Protecting your workforce with mobile communications
Communicating to your distributed workforce may seem simple, but there are complexities to protecting your security guards while they’re in the field.
Those complexities can be lessened with specific strategies and solutions aiming at protecting your workforce. In this article, we outline mobile technology attributes that can help deliver an end-to-end picture of communications while protecting field-based officers.
Mobile technology and employee self-service portals as communication channels
In the past decade, in-field technology has drastically changed. Mobile device use is now normal, if not standard, for distributed workforces across the globe. A workforce management solution specifically designed for the security industry can help with one of your biggest challenges as an employer: communicating with your field-based officers, no matter how dispersed.

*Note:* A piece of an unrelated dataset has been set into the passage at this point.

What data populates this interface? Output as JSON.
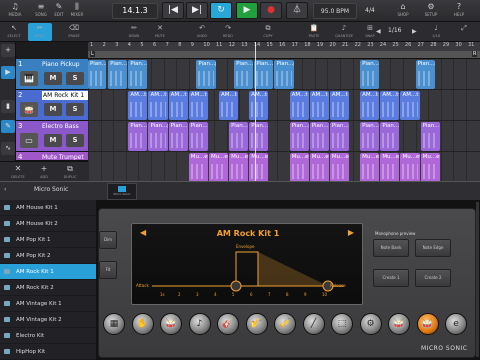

It sounds simple. On average, people spend close to 16 per cent of their day on their phones – including time spent sleeping. As such, communication is sometimes taken for granted. However, it’s important to have company-approved protocols on how to reach officers and which channels to convey messages, gather information and act.
Specific messaging tools and protocols should also be in place to minimise personal device use on the job while giving your officers a way to transfer information to their supervisor or the contract management team.

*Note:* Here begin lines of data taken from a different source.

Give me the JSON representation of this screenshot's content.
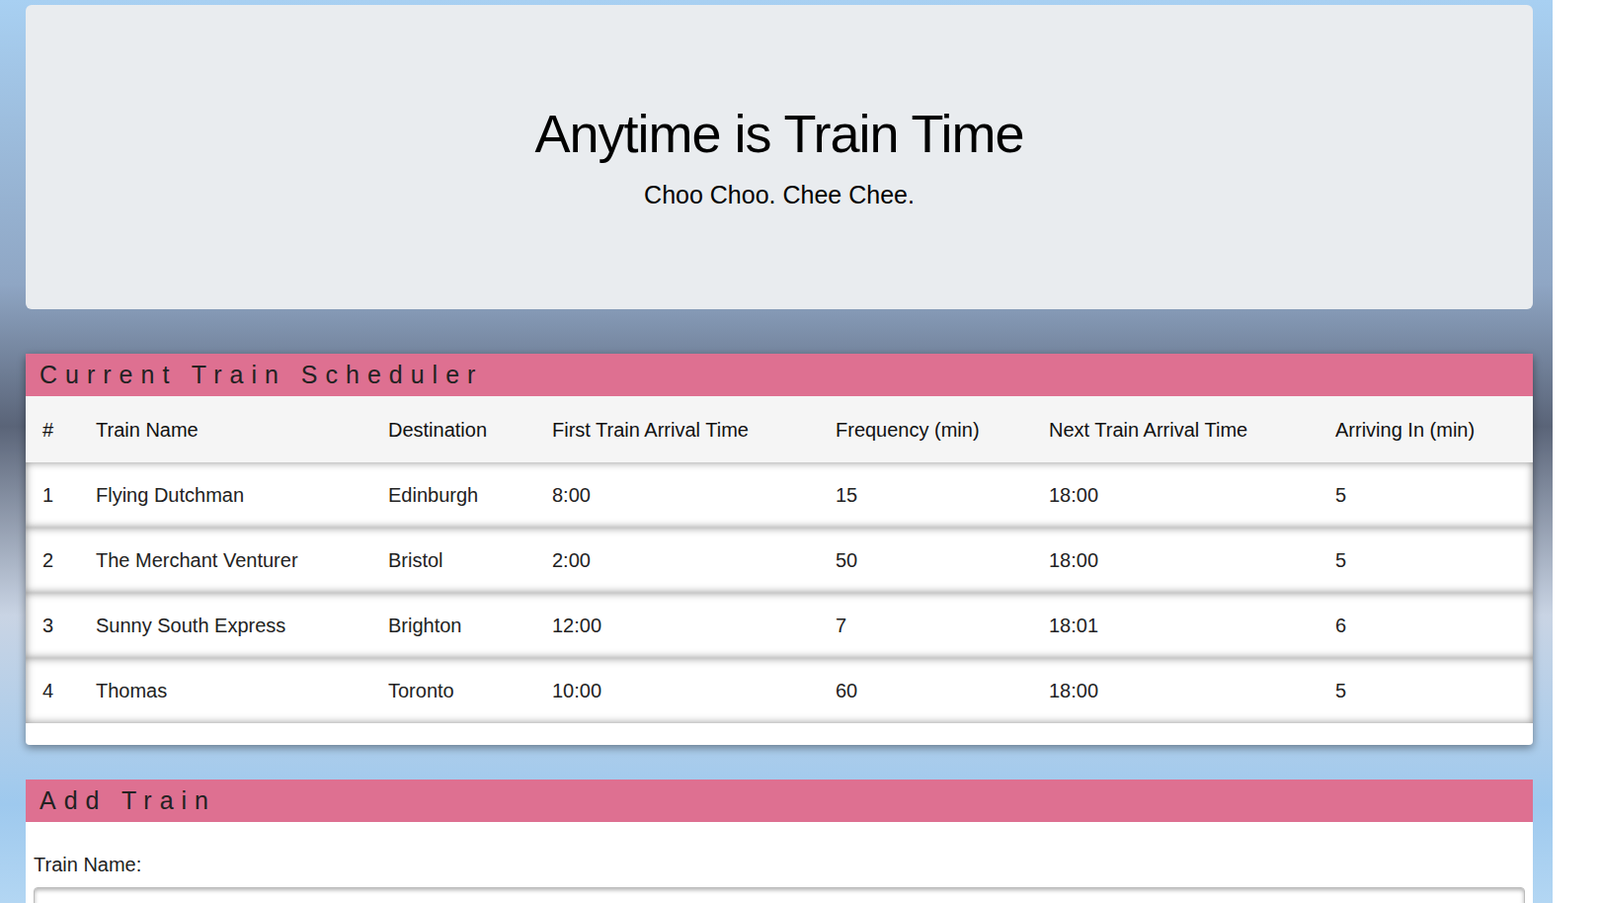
{
  "jumbotron": {
    "title": "Anytime is Train Time",
    "subtitle": "Choo Choo. Chee Chee."
  },
  "schedule": {
    "title": "Current Train Scheduler",
    "columns": [
      "#",
      "Train Name",
      "Destination",
      "First Train Arrival Time",
      "Frequency (min)",
      "Next Train Arrival Time",
      "Arriving In (min)"
    ],
    "rows": [
      [
        "1",
        "Flying Dutchman",
        "Edinburgh",
        "8:00",
        "15",
        "18:00",
        "5"
      ],
      [
        "2",
        "The Merchant Venturer",
        "Bristol",
        "2:00",
        "50",
        "18:00",
        "5"
      ],
      [
        "3",
        "Sunny South Express",
        "Brighton",
        "12:00",
        "7",
        "18:01",
        "6"
      ],
      [
        "4",
        "Thomas",
        "Toronto",
        "10:00",
        "60",
        "18:00",
        "5"
      ]
    ]
  },
  "add_train": {
    "title": "Add Train",
    "fields": [
      {
        "label": "Train Name:",
        "value": ""
      }
    ]
  }
}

Often this can be achieved through messaging tools integrated with your workforce management solutions. Integration also gives your back office an end-to-end picture of communication delivery, opens, responsive queries and more. Keep in mind these needs:
- One-way communications (notifications to officers)
- Responsive communications (messages meant to elicit a response)
- Communication delivery confirmation
- Quick-access messages, like SMS text or push notifications
- Message targeting, including individual, small group and company-wide functionalities (useful in instances of policy awareness communications)
- Employee self-service portals which can operate as hubs of information
These types of communications are quicker, more reliable and more secure than antiquated solutions, like radios, in supporting your field-based officers.
Improving safety with alerts
It’s not uncommon for officers to work lone or small team patrols. As such, it is critical they have quick access to tools that can signal emergency duress. By configuring SOS submission protocols that are as easy to access as book-on or book-off time-keeping options, security companies show they value their workforce’s safety and prioritise their well-being above all else.
It’s also important to consider location tracking as a method of ensuring officer safety. Often, location tracking is considered as a method of certifying proof of delivery of services to your clients. While it’s a great tool to accomplish that, it also serves as liability proof for the benefit of your officers, who are able to prove their location at given times during shifts if incidents should occur. It provides clear and concise situational awareness to their employers and their clients.
Automating communications for faster incident resolution
Officers should be able to reply to work site instructions, log progress on patrol routes, manage safety and have a direct line of communication with their supervisor (and vice versa) to ask questions and more. It’s a reality that officers sometimes face incidents that compromise safety – for themselves, or the public at large. In that case, it’s crucial to have systems in place to quickly respond to critical incidents.
Through automated configurations, you can keep officers connected to command centres, capture photos and locations of incidents, and trigger response protocols that alert supervisors, response teams and even client property managers or stakeholders of an incident in progress. Once resolved, the same communication channels can deliver reporting on incident resolutions and identify changes needed for better management in the future, if necessary.